Убийцы Эндрю Брука и Бена Холсолла тоже верили.
И это меня угнетало. То, что Чарли и Билли натворили в тот день, давно уже стало чем-то вроде легенды, обросшей всякими существующими и несуществующими подробностями, но вот теперь из-за этого погибли как минимум двое других подростков. Может, и абсурдно считать, что Чарли исчез в выдуманном мире, но в некотором роде его желание исполнилось. То убийство просочилось в жизнь очень многих других людей, и Чарли теперь жил в их снах и ночных кошмарах – в точности как и хотел.
А поскольку я и сам сыграл не последнюю роль в том, что произошло, было невозможно избавиться от чувства, что я частично в ответе и за убийства, которые за этим последовали. Что, вне зависимости от того, знал я про них или нет, в некотором роде во всем этом есть и моя вина.
Через какое-то время мать начала ворочаться во сне. Ее дыхание переменилось, а слабое попискивание сердечного монитора рядом со мной стало чуть громче – хотя наверняка я это всего лишь себе вообразил.
Она открыла глаза.
Я молча выжидал, пока мать несколько секунд просто смотрела в потолок. Потом она повернула голову и пустым взглядом посмотрела на меня. И тут на лице у нее отразилась такая печаль, какой я на нем еще никогда не видел. Как будто она хотела потянуться к кому-то – дотронуться до него, но толстое прозрачное стекло перед ней не позволяло этого сделать.
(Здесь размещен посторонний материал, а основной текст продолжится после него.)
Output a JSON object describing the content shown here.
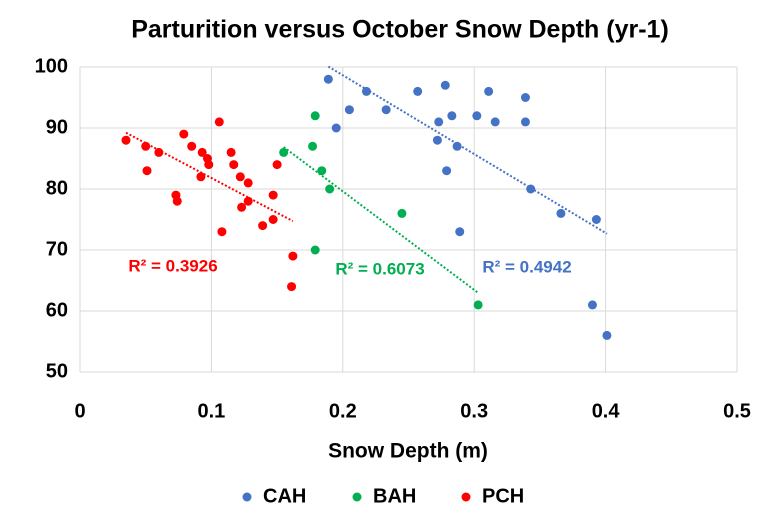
{
  "chart_data": {
    "type": "scatter",
    "title": "Parturition versus October Snow Depth (yr-1)",
    "x_label": "Snow Depth (m)",
    "xlim": [
      0,
      0.5
    ],
    "xticks": [
      0,
      0.1,
      0.2,
      0.3,
      0.4,
      0.5
    ],
    "ylim": [
      50,
      100
    ],
    "yticks": [
      50,
      60,
      70,
      80,
      90,
      100
    ],
    "grid": true,
    "legend": "bottom",
    "trendline": "linear",
    "series": [
      {
        "name": "CAH",
        "color": "#4472c4",
        "trendline_label": "R² = 0.4942",
        "x": [
          0.189,
          0.195,
          0.205,
          0.218,
          0.233,
          0.257,
          0.278,
          0.273,
          0.272,
          0.283,
          0.302,
          0.311,
          0.316,
          0.339,
          0.339,
          0.279,
          0.287,
          0.289,
          0.343,
          0.366,
          0.393,
          0.39,
          0.401
        ],
        "values": [
          98,
          90,
          93,
          96,
          93,
          96,
          97,
          91,
          88,
          92,
          92,
          96,
          91,
          95,
          91,
          83,
          87,
          73,
          80,
          76,
          75,
          61,
          56
        ]
      },
      {
        "name": "BAH",
        "color": "#00b050",
        "trendline_label": "R² = 0.6073",
        "x": [
          0.155,
          0.179,
          0.177,
          0.184,
          0.19,
          0.179,
          0.245,
          0.303
        ],
        "values": [
          86,
          92,
          87,
          83,
          80,
          70,
          76,
          61
        ]
      },
      {
        "name": "PCH",
        "color": "#ff0000",
        "trendline_label": "R² = 0.3926",
        "x": [
          0.035,
          0.05,
          0.051,
          0.06,
          0.073,
          0.074,
          0.079,
          0.085,
          0.093,
          0.092,
          0.097,
          0.098,
          0.106,
          0.108,
          0.115,
          0.117,
          0.122,
          0.123,
          0.128,
          0.128,
          0.139,
          0.147,
          0.147,
          0.15,
          0.162,
          0.161
        ],
        "values": [
          88,
          87,
          83,
          86,
          79,
          78,
          89,
          87,
          86,
          82,
          85,
          84,
          91,
          73,
          86,
          84,
          82,
          77,
          81,
          78,
          74,
          79,
          75,
          84,
          69,
          64
        ]
      }
    ]
  }
}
– Знаешь, твоя жизнь могла бы быть намного лучше, – сказала она.
Я припомнил фотографии, которые видел в доме: моя мать – совсем молодая женщина, полная надежд и мечтаний, так задорно смеется, словно весь мир полон для нее радости. Прямо сейчас контраст был разительным.
– Ма, – произнес я. – Это я. Пол.
Она уставилась на меня. Меня беспокоило, что мать может отреагировать так, как во время моего первого визита, но нет: через секунду выражение ее лица изменилось, печаль сменилась чем-то более светлым, хотя и перемешанным по-прежнему с меланхолией и растерянностью.
– Ты так вырос… – произнесла она.
– Так и есть.
– Да, я знаю. Или, по крайней мере, ты так только думаешь. Все так думают в твоем возрасте. Но это не мешает мне волноваться за тебя. За своего сына, который один-одинешенек вышел в огромный, бескрайний мир.
Я сглотнул.
Она не была со мной прямо сейчас, но я знал, где сейчас ее разум и что он там видит. Мне не надо было закрывать глаза, чтобы представить себе тот последний день на вокзале, когда мы вместе дожидались поезда. Я уезжал поступать в университет, мои сумки стояли на платформе рядом со мной. Хорошо помню, что она мне тогда сказала.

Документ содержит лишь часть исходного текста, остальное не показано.